Yesterday, Americans for Tax Reform urged Oklahoma legislators to protect small businesses and vote against HB 2531, the Oklahoma Retail Protection Act, in a letter.

The bill, which allows retailers to collect sales tax with online purchases, is one of the measures Oklahoma is considering to fill a $1.3 billion budget shortfall and tax out-of-state retailers. But although larger retailers may be able to comply with the law, it will put a strain on smaller businesses.

The bill cleared an Oklahoma House Subcommittee on Revenue and Taxation Monday.

The letter to Oklahoma legislators can be read below:

“HB 2531 is a tax hike on Oklahoma’s small businesses.  It is too burdensome for small businesses to comply, and wrongly includes digital advertising as a part of the “market provider” definition.

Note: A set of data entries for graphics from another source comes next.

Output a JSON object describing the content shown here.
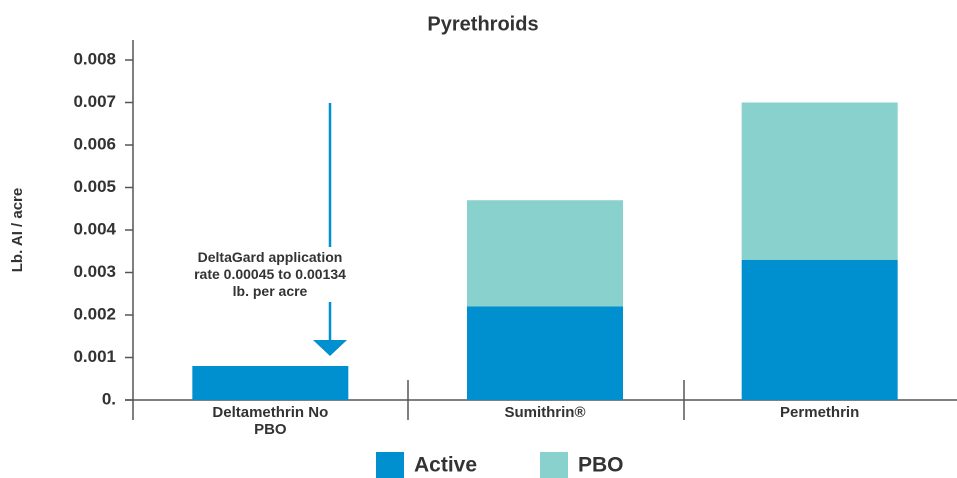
{
  "chart_data": {
    "type": "stacked_bar",
    "title": "Pyrethroids",
    "y_label": "Lb. AI / acre",
    "categories": [
      "Deltamethrin No PBO",
      "Sumithrin®",
      "Permethrin"
    ],
    "series": [
      {
        "name": "Active",
        "color": "#0090d0",
        "values": [
          0.0008,
          0.0022,
          0.0033
        ]
      },
      {
        "name": "PBO",
        "color": "#88d1cc",
        "values": [
          0,
          0.0025,
          0.0037
        ]
      }
    ],
    "ylim": [
      0,
      0.008
    ],
    "yticks": [
      {
        "value": 0,
        "label": "0."
      },
      0.001,
      0.002,
      0.003,
      0.004,
      0.005,
      0.006,
      0.007,
      0.008
    ],
    "annotation": "DeltaGard application rate 0.00045 to 0.00134 lb. per acre",
    "legend": "bottom"
  }
}
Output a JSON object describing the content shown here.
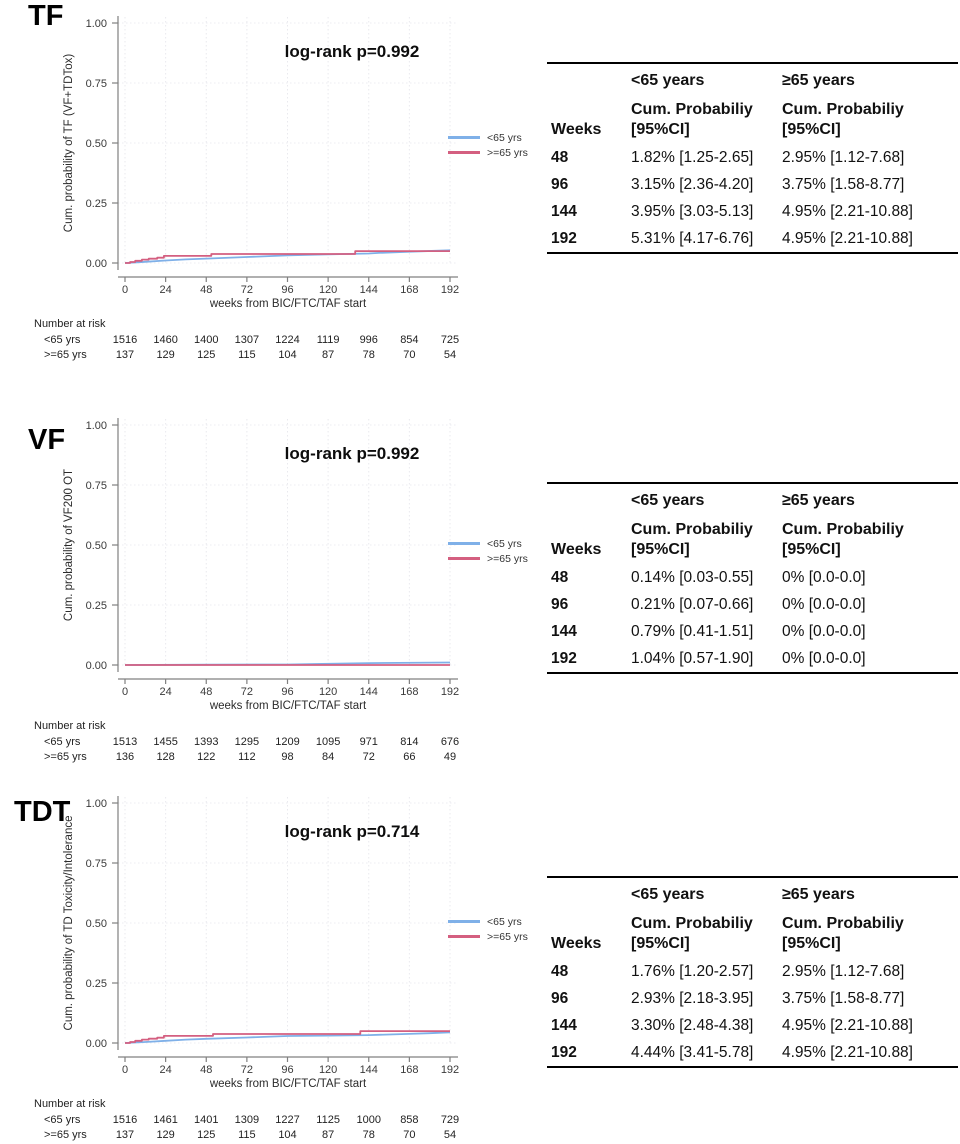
{
  "legend": {
    "items": [
      {
        "label": "<65 yrs",
        "color": "#7fb0e8"
      },
      {
        "label": ">=65 yrs",
        "color": "#d45f80"
      }
    ]
  },
  "chart_data": [
    {
      "type": "line",
      "panel_label": "TF",
      "annotation": "log-rank p=0.992",
      "ylabel": "Cum. probability of TF (VF+TDTox)",
      "xlabel": "weeks from BIC/FTC/TAF start",
      "ylim": [
        0,
        1.0
      ],
      "yticks": [
        0,
        0.25,
        0.5,
        0.75,
        1.0
      ],
      "xticks": [
        0,
        24,
        48,
        72,
        96,
        120,
        144,
        168,
        192
      ],
      "grid": true,
      "legend_position": "right",
      "series": [
        {
          "name": "<65 yrs",
          "color": "#7fb0e8",
          "step": false,
          "x": [
            0,
            6,
            12,
            24,
            36,
            48,
            72,
            96,
            120,
            144,
            150,
            168,
            192
          ],
          "y": [
            0,
            0.002,
            0.005,
            0.0105,
            0.015,
            0.0182,
            0.025,
            0.0315,
            0.036,
            0.0395,
            0.042,
            0.047,
            0.0531
          ]
        },
        {
          "name": ">=65 yrs",
          "color": "#d45f80",
          "step": true,
          "x": [
            0,
            3,
            6,
            10,
            14,
            19,
            23,
            51,
            136,
            192
          ],
          "y": [
            0,
            0.004,
            0.009,
            0.014,
            0.018,
            0.022,
            0.0295,
            0.0375,
            0.0495,
            0.0495
          ]
        }
      ],
      "number_at_risk": {
        "title": "Number at risk",
        "rows": [
          {
            "label": "<65 yrs",
            "values": [
              1516,
              1460,
              1400,
              1307,
              1224,
              1119,
              996,
              854,
              725
            ]
          },
          {
            "label": ">=65 yrs",
            "values": [
              137,
              129,
              125,
              115,
              104,
              87,
              78,
              70,
              54
            ]
          }
        ]
      },
      "table": {
        "group1_header": "<65 years",
        "group2_header": "≥65 years",
        "weeks_label": "Weeks",
        "prob_header_line1": "Cum. Probabiliy",
        "prob_header_line2": "[95%CI]",
        "rows": [
          {
            "week": "48",
            "lt65": "1.82% [1.25-2.65]",
            "ge65": "2.95% [1.12-7.68]"
          },
          {
            "week": "96",
            "lt65": "3.15% [2.36-4.20]",
            "ge65": "3.75% [1.58-8.77]"
          },
          {
            "week": "144",
            "lt65": "3.95% [3.03-5.13]",
            "ge65": "4.95% [2.21-10.88]"
          },
          {
            "week": "192",
            "lt65": "5.31% [4.17-6.76]",
            "ge65": "4.95% [2.21-10.88]"
          }
        ]
      }
    },
    {
      "type": "line",
      "panel_label": "VF",
      "annotation": "log-rank p=0.992",
      "ylabel": "Cum. probability of VF200 OT",
      "xlabel": "weeks from BIC/FTC/TAF start",
      "ylim": [
        0,
        1.0
      ],
      "yticks": [
        0,
        0.25,
        0.5,
        0.75,
        1.0
      ],
      "xticks": [
        0,
        24,
        48,
        72,
        96,
        120,
        144,
        168,
        192
      ],
      "grid": true,
      "legend_position": "right",
      "series": [
        {
          "name": "<65 yrs",
          "color": "#7fb0e8",
          "step": false,
          "x": [
            0,
            48,
            96,
            112,
            144,
            192
          ],
          "y": [
            0,
            0.0014,
            0.0021,
            0.004,
            0.0079,
            0.0104
          ]
        },
        {
          "name": ">=65 yrs",
          "color": "#d45f80",
          "step": false,
          "x": [
            0,
            192
          ],
          "y": [
            0,
            0
          ]
        }
      ],
      "number_at_risk": {
        "title": "Number at risk",
        "rows": [
          {
            "label": "<65 yrs",
            "values": [
              1513,
              1455,
              1393,
              1295,
              1209,
              1095,
              971,
              814,
              676
            ]
          },
          {
            "label": ">=65 yrs",
            "values": [
              136,
              128,
              122,
              112,
              98,
              84,
              72,
              66,
              49
            ]
          }
        ]
      },
      "table": {
        "group1_header": "<65 years",
        "group2_header": "≥65 years",
        "weeks_label": "Weeks",
        "prob_header_line1": "Cum. Probabiliy",
        "prob_header_line2": "[95%CI]",
        "rows": [
          {
            "week": "48",
            "lt65": "0.14% [0.03-0.55]",
            "ge65": "0% [0.0-0.0]"
          },
          {
            "week": "96",
            "lt65": "0.21% [0.07-0.66]",
            "ge65": "0% [0.0-0.0]"
          },
          {
            "week": "144",
            "lt65": "0.79% [0.41-1.51]",
            "ge65": "0% [0.0-0.0]"
          },
          {
            "week": "192",
            "lt65": "1.04% [0.57-1.90]",
            "ge65": "0% [0.0-0.0]"
          }
        ]
      }
    },
    {
      "type": "line",
      "panel_label": "TDT",
      "annotation": "log-rank p=0.714",
      "ylabel": "Cum. probability of TD Toxicity/Intolerance",
      "xlabel": "weeks from BIC/FTC/TAF start",
      "ylim": [
        0,
        1.0
      ],
      "yticks": [
        0,
        0.25,
        0.5,
        0.75,
        1.0
      ],
      "xticks": [
        0,
        24,
        48,
        72,
        96,
        120,
        144,
        168,
        192
      ],
      "grid": true,
      "legend_position": "right",
      "series": [
        {
          "name": "<65 yrs",
          "color": "#7fb0e8",
          "step": false,
          "x": [
            0,
            6,
            12,
            24,
            36,
            48,
            72,
            96,
            120,
            144,
            168,
            180,
            192
          ],
          "y": [
            0,
            0.002,
            0.004,
            0.009,
            0.014,
            0.0176,
            0.023,
            0.0293,
            0.031,
            0.033,
            0.038,
            0.041,
            0.0444
          ]
        },
        {
          "name": ">=65 yrs",
          "color": "#d45f80",
          "step": true,
          "x": [
            0,
            3,
            6,
            10,
            14,
            19,
            23,
            52,
            139,
            192
          ],
          "y": [
            0,
            0.004,
            0.009,
            0.014,
            0.018,
            0.022,
            0.0295,
            0.0375,
            0.0495,
            0.0495
          ]
        }
      ],
      "number_at_risk": {
        "title": "Number at risk",
        "rows": [
          {
            "label": "<65 yrs",
            "values": [
              1516,
              1461,
              1401,
              1309,
              1227,
              1125,
              1000,
              858,
              729
            ]
          },
          {
            "label": ">=65 yrs",
            "values": [
              137,
              129,
              125,
              115,
              104,
              87,
              78,
              70,
              54
            ]
          }
        ]
      },
      "table": {
        "group1_header": "<65 years",
        "group2_header": "≥65 years",
        "weeks_label": "Weeks",
        "prob_header_line1": "Cum. Probabiliy",
        "prob_header_line2": "[95%CI]",
        "rows": [
          {
            "week": "48",
            "lt65": "1.76% [1.20-2.57]",
            "ge65": "2.95% [1.12-7.68]"
          },
          {
            "week": "96",
            "lt65": "2.93% [2.18-3.95]",
            "ge65": "3.75% [1.58-8.77]"
          },
          {
            "week": "144",
            "lt65": "3.30% [2.48-4.38]",
            "ge65": "4.95% [2.21-10.88]"
          },
          {
            "week": "192",
            "lt65": "4.44% [3.41-5.78]",
            "ge65": "4.95% [2.21-10.88]"
          }
        ]
      }
    }
  ]
}
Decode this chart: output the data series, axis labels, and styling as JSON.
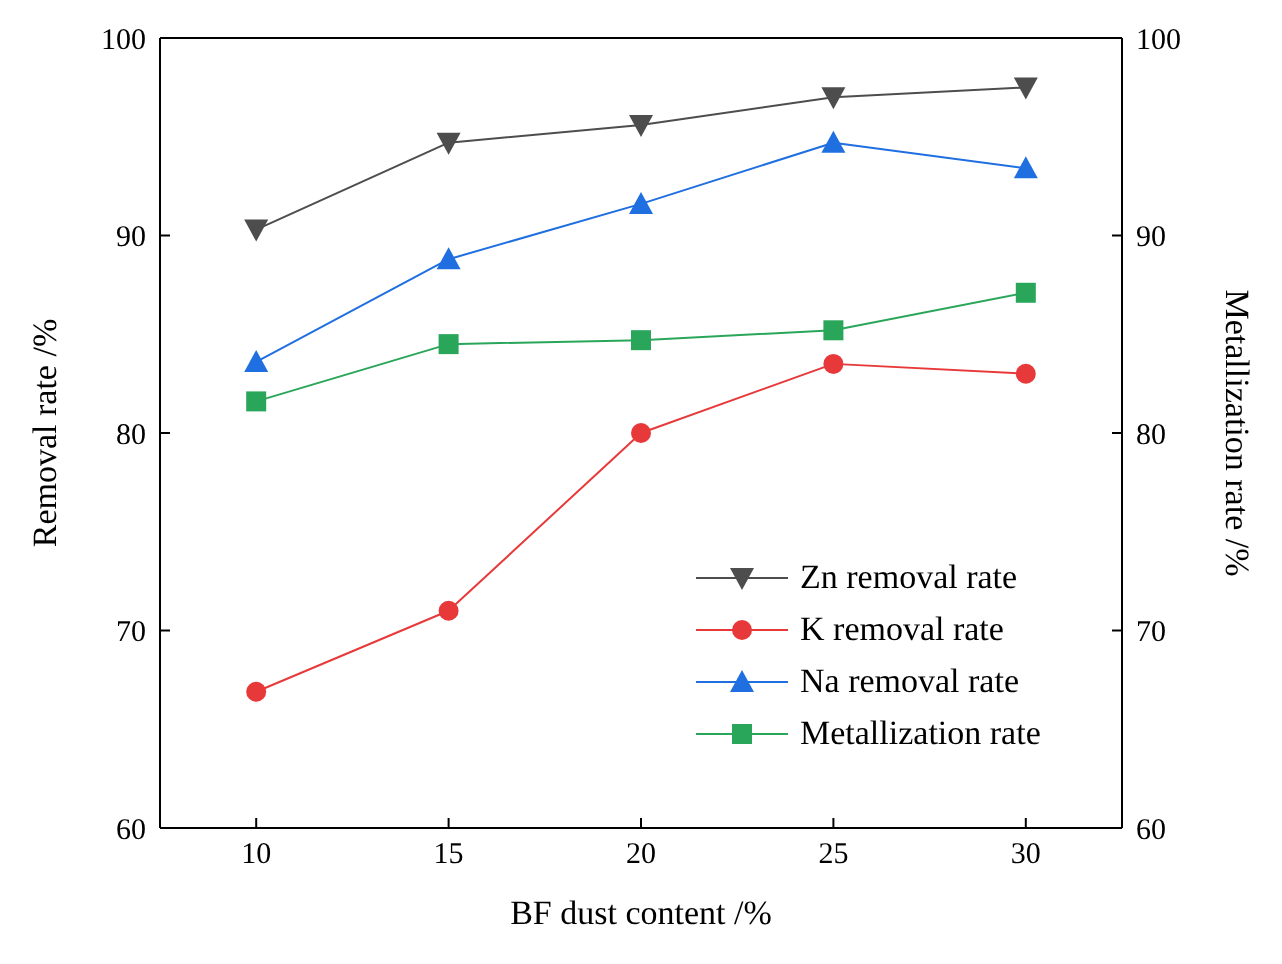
{
  "chart_data": {
    "type": "line",
    "xlabel": "BF dust content /%",
    "ylabel": "Removal rate /%",
    "y2label": "Metallization rate /%",
    "x": [
      10,
      15,
      20,
      25,
      30
    ],
    "xlim": [
      7.5,
      32.5
    ],
    "xticks": [
      10,
      15,
      20,
      25,
      30
    ],
    "ylim": [
      60,
      100
    ],
    "yticks": [
      60,
      70,
      80,
      90,
      100
    ],
    "y2lim": [
      60,
      100
    ],
    "y2ticks": [
      60,
      70,
      80,
      90,
      100
    ],
    "grid": false,
    "legend": "bottom right",
    "line_style": "solid",
    "series": [
      {
        "name": "Zn removal rate",
        "color": "#4d4d4d",
        "marker": "triangle-down",
        "values": [
          90.3,
          94.7,
          95.6,
          97.0,
          97.5
        ]
      },
      {
        "name": "K removal rate",
        "color": "#e8393a",
        "marker": "circle",
        "values": [
          66.9,
          71.0,
          80.0,
          83.5,
          83.0
        ]
      },
      {
        "name": "Na removal rate",
        "color": "#1f6fe0",
        "marker": "triangle",
        "values": [
          83.6,
          88.8,
          91.6,
          94.7,
          93.4
        ]
      },
      {
        "name": "Metallization rate",
        "color": "#2aa65a",
        "marker": "square",
        "axis": "y2",
        "values": [
          81.6,
          84.5,
          84.7,
          85.2,
          87.1
        ]
      }
    ]
  }
}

This legislation will not protect retailers.  Even if larger companies are able to comply, it will harm small businesses, many of which are run by stay-at-home moms.  Moms who blog or have other webpages typically sell advertising space. When doing business in a state becomes more difficult, advertisers have often decided to cancel ad buys.

Many stay-at-home moms contribute to family income by running a store online.  This legislation not only makes it harder for moms to work from home and comply with an even more complicated tax code, it has other consequences.  As advertisers pull their dollars from the state, Oklahoma’s small business owners and stay-at-home moms will lose advertising revenue, which is often the only income factor for bloggers.

A similar bill in Utah went down in flames because “mommy bloggers” let politicians know how the bill would affect them.  In order encourage economic growth and flexible work environments for families, Oklahoma should table this legislation indefinitely. 

I ask that you vote no on HB 2531, the Oklahoma Retail Protection Act, to protect Oklahoma families.”